Clarke, who is an avid amateur cyclist and NCAS cycling coach, is also glad the cheats are getting named and shamed.
"We have 22 kids in our program from the Tweed to Port Macquarie," he said.
"We point the kids to look towards the elite of the sport as role models and to track them during races.
"I think what the Tour (drug testing) shows is that cycling is genuine about the fight on drugs.
"It's also a good example to youngsters about the temptations along the way and that you will get caught and publicly disgraced."
While admitting that the publicity generated by Tour leader Michael Rassmussen's banishment from the race by his Rabobank team is not great for the sport, Clarke believes the campaign is a necessary evil to clean up the sport.
"I feel as a cycling supporter, the findings make for a cleaner sport," he said.
"While it does tarnish the race, and clean riders are pushed past their limit by the cheats, at least they (cycling authorities) are not sweeping incidents under the carpet."
Rassmussen's banishment came as a surprise yesterday as the 33-year-old Dane had seemingly weathered the storm over missing four out of competition dope tests in the past 18 months.
The two-time King of The Mountains had won the 16th stage to all but seal overall victory and go some way to erasing the stigma of the Danes over their disgraced 1996 Tour de France winner Bjarne Riis - who has since been stripped of the title.

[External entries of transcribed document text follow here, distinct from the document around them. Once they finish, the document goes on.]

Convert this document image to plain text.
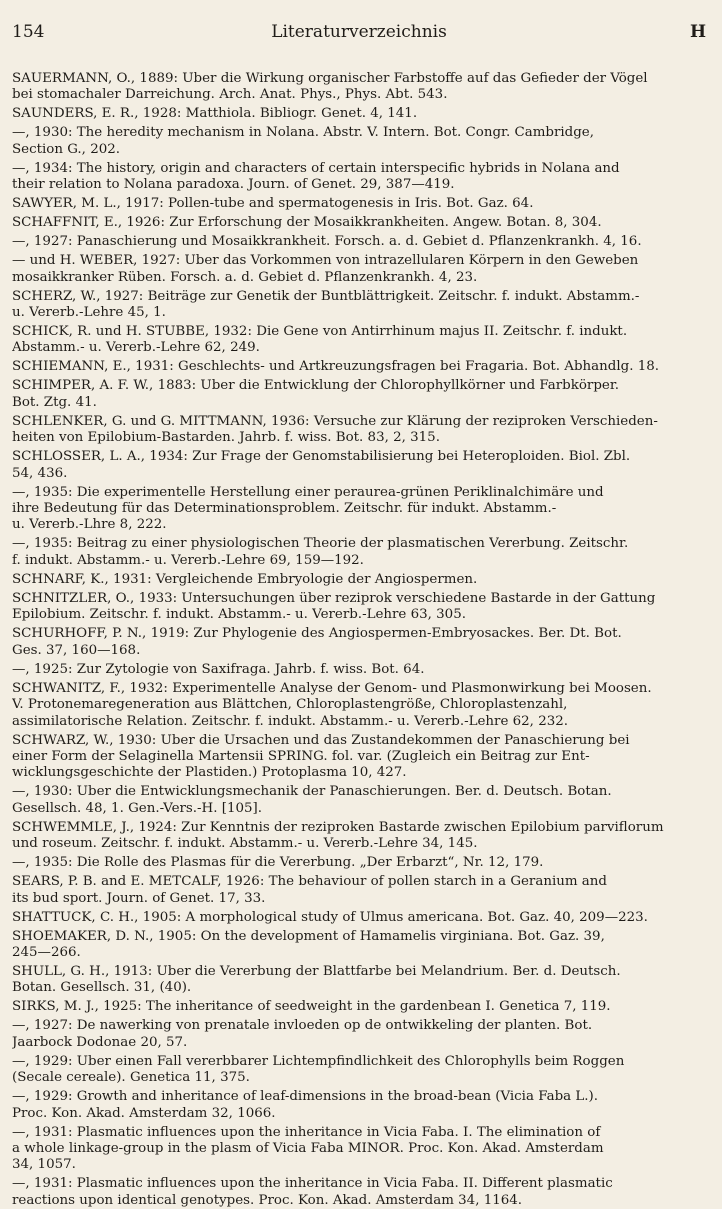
154	Literaturverzeichnis	H
SAUERMANN, O., 1889: Über die Wirkung organischer Farbstoffe auf das Gefieder der Vögel
bei stomachaler Darreichung. Arch. Anat. Phys., Phys. Abt. 543.
SAUNDERS, E. R., 1928: Matthiola. Bibliogr. Genet. 4, 141.
—, 1930: The heredity mechanism in Nolana. Abstr. V. Intern. Bot. Congr. Cambridge,
Section G., 202.
—, 1934: The history, origin and characters of certain interspecific hybrids in Nolana and
their relation to Nolana paradoxa. Journ. of Genet. 29, 387—419.
SAWYER, M. L., 1917: Pollen-tube and spermatogenesis in Iris. Bot. Gaz. 64.
SCHAFFNIT, E., 1926: Zur Erforschung der Mosaikkrankheiten. Angew. Botan. 8, 304.
—, 1927: Panaschierung und Mosaikkrankheit. Forsch. a. d. Gebiet d. Pflanzenkrankh. 4, 16.
— und H. WEBER, 1927: Über das Vorkommen von intrazellularen Körpern in den Geweben
mosaikkranker Rüben. Forsch. a. d. Gebiet d. Pflanzenkrankh. 4, 23.
SCHERZ, W., 1927: Beiträge zur Genetik der Buntblättrigkeit. Zeitschr. f. indukt. Abstamm.-
u. Vererb.-Lehre 45, 1.
SCHICK, R. und H. STUBBE, 1932: Die Gene von Antirrhinum majus II. Zeitschr. f. indukt.
Abstamm.- u. Vererb.-Lehre 62, 249.
SCHIEMANN, E., 1931: Geschlechts- und Artkreuzungsfragen bei Fragaria. Bot. Abhandlg. 18.
SCHIMPER, A. F. W., 1883: Über die Entwicklung der Chlorophyllkörner und Farbkörper.
Bot. Ztg. 41.
SCHLENKER, G. und G. MITTMANN, 1936: Versuche zur Klärung der reziproken Verschieden-
heiten von Epilobium-Bastarden. Jahrb. f. wiss. Bot. 83, 2, 315.
SCHLÖSSER, L. A., 1934: Zur Frage der Genomstabilisierung bei Heteroploiden. Biol. Zbl.
54, 436.
—, 1935: Die experimentelle Herstellung einer peraurea-grünen Periklinalchimäre und
ihre Bedeutung für das Determinationsproblem. Zeitschr. für indukt. Abstamm.-
u. Vererb.-Lhre 8, 222.
—, 1935: Beitrag zu einer physiologischen Theorie der plasmatischen Vererbung. Zeitschr.
f. indukt. Abstamm.- u. Vererb.-Lehre 69, 159—192.
SCHNARF, K., 1931: Vergleichende Embryologie der Angiospermen.
SCHNITZLER, O., 1933: Untersuchungen über reziprok verschiedene Bastarde in der Gattung
Epilobium. Zeitschr. f. indukt. Abstamm.- u. Vererb.-Lehre 63, 305.
SCHÜRHOFF, P. N., 1919: Zur Phylogenie des Angiospermen-Embryosackes. Ber. Dt. Bot.
Ges. 37, 160—168.
—, 1925: Zur Zytologie von Saxifraga. Jahrb. f. wiss. Bot. 64.
SCHWANITZ, F., 1932: Experimentelle Analyse der Genom- und Plasmonwirkung bei Moosen.
V. Protonemaregeneration aus Blättchen, Chloroplastengröße, Chloroplastenzahl,
assimilatorische Relation. Zeitschr. f. indukt. Abstamm.- u. Vererb.-Lehre 62, 232.
SCHWARZ, W., 1930: Über die Ursachen und das Zustandekommen der Panaschierung bei
einer Form der Selaginella Martensii SPRING. fol. var. (Zugleich ein Beitrag zur Ent-
wicklungsgeschichte der Plastiden.) Protoplasma 10, 427.
—, 1930: Über die Entwicklungsmechanik der Panaschierungen. Ber. d. Deutsch. Botan.
Gesellsch. 48, 1. Gen.-Vers.-H. [105].
SCHWEMMLE, J., 1924: Zur Kenntnis der reziproken Bastarde zwischen Epilobium parviflorum
und roseum. Zeitschr. f. indukt. Abstamm.- u. Vererb.-Lehre 34, 145.
—, 1935: Die Rolle des Plasmas für die Vererbung. „Der Erbarzt“, Nr. 12, 179.
SEARS, P. B. and E. METCALF, 1926: The behaviour of pollen starch in a Geranium and
its bud sport. Journ. of Genet. 17, 33.
SHATTUCK, C. H., 1905: A morphological study of Ulmus americana. Bot. Gaz. 40, 209—223.
SHOEMAKER, D. N., 1905: On the development of Hamamelis virginiana. Bot. Gaz. 39,
245—266.
SHULL, G. H., 1913: Über die Vererbung der Blattfarbe bei Melandrium. Ber. d. Deutsch.
Botan. Gesellsch. 31, (40).
SIRKS, M. J., 1925: The inheritance of seedweight in the gardenbean I. Genetica 7, 119.
—, 1927: De nawerking von prenatale invloeden op de ontwikkeling der planten. Bot.
Jaarbock Dodonae 20, 57.
—, 1929: Über einen Fall vererbbarer Lichtempfindlichkeit des Chlorophylls beim Roggen
(Secale cereale). Genetica 11, 375.
—, 1929: Growth and inheritance of leaf-dimensions in the broad-bean (Vicia Faba L.).
Proc. Kon. Akad. Amsterdam 32, 1066.
—, 1931: Plasmatic influences upon the inheritance in Vicia Faba. I. The elimination of
a whole linkage-group in the plasm of Vicia Faba MINOR. Proc. Kon. Akad. Amsterdam
34, 1057.
—, 1931: Plasmatic influences upon the inheritance in Vicia Faba. II. Different plasmatic
reactions upon identical genotypes. Proc. Kon. Akad. Amsterdam 34, 1164.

But his Dutch team - whose hotel was subsequently invaded by police - has learnt that Rassmussen lied to them over where and what he doing last month when he was in fact in Italy and not in Mexico as he had told them.
The Rabobank debacle came hot on the heals of the discovery that Italy's Cristiano Moreni had become the third official doping case to be announced at the Tour, which will end on Sunday in Paris.
It was revealed last week that Germany's Patrik Sinkewitz had tested positive for testosterone, although the T-Mobile rider's control was carried out in June.
Sinkewitz was at home recovering from injuries sustained in a crash in the Alps when he heard of the news, and the result of analysis on a B sample has yet to be released.
Kazakhstan's pre-race favourite, Alexandre Vinokourov, tested positive for blood doping earlier in the week, while American Floyd Landis, the 2006 champion, is still battling to clear his name for testing positive during a stage last year.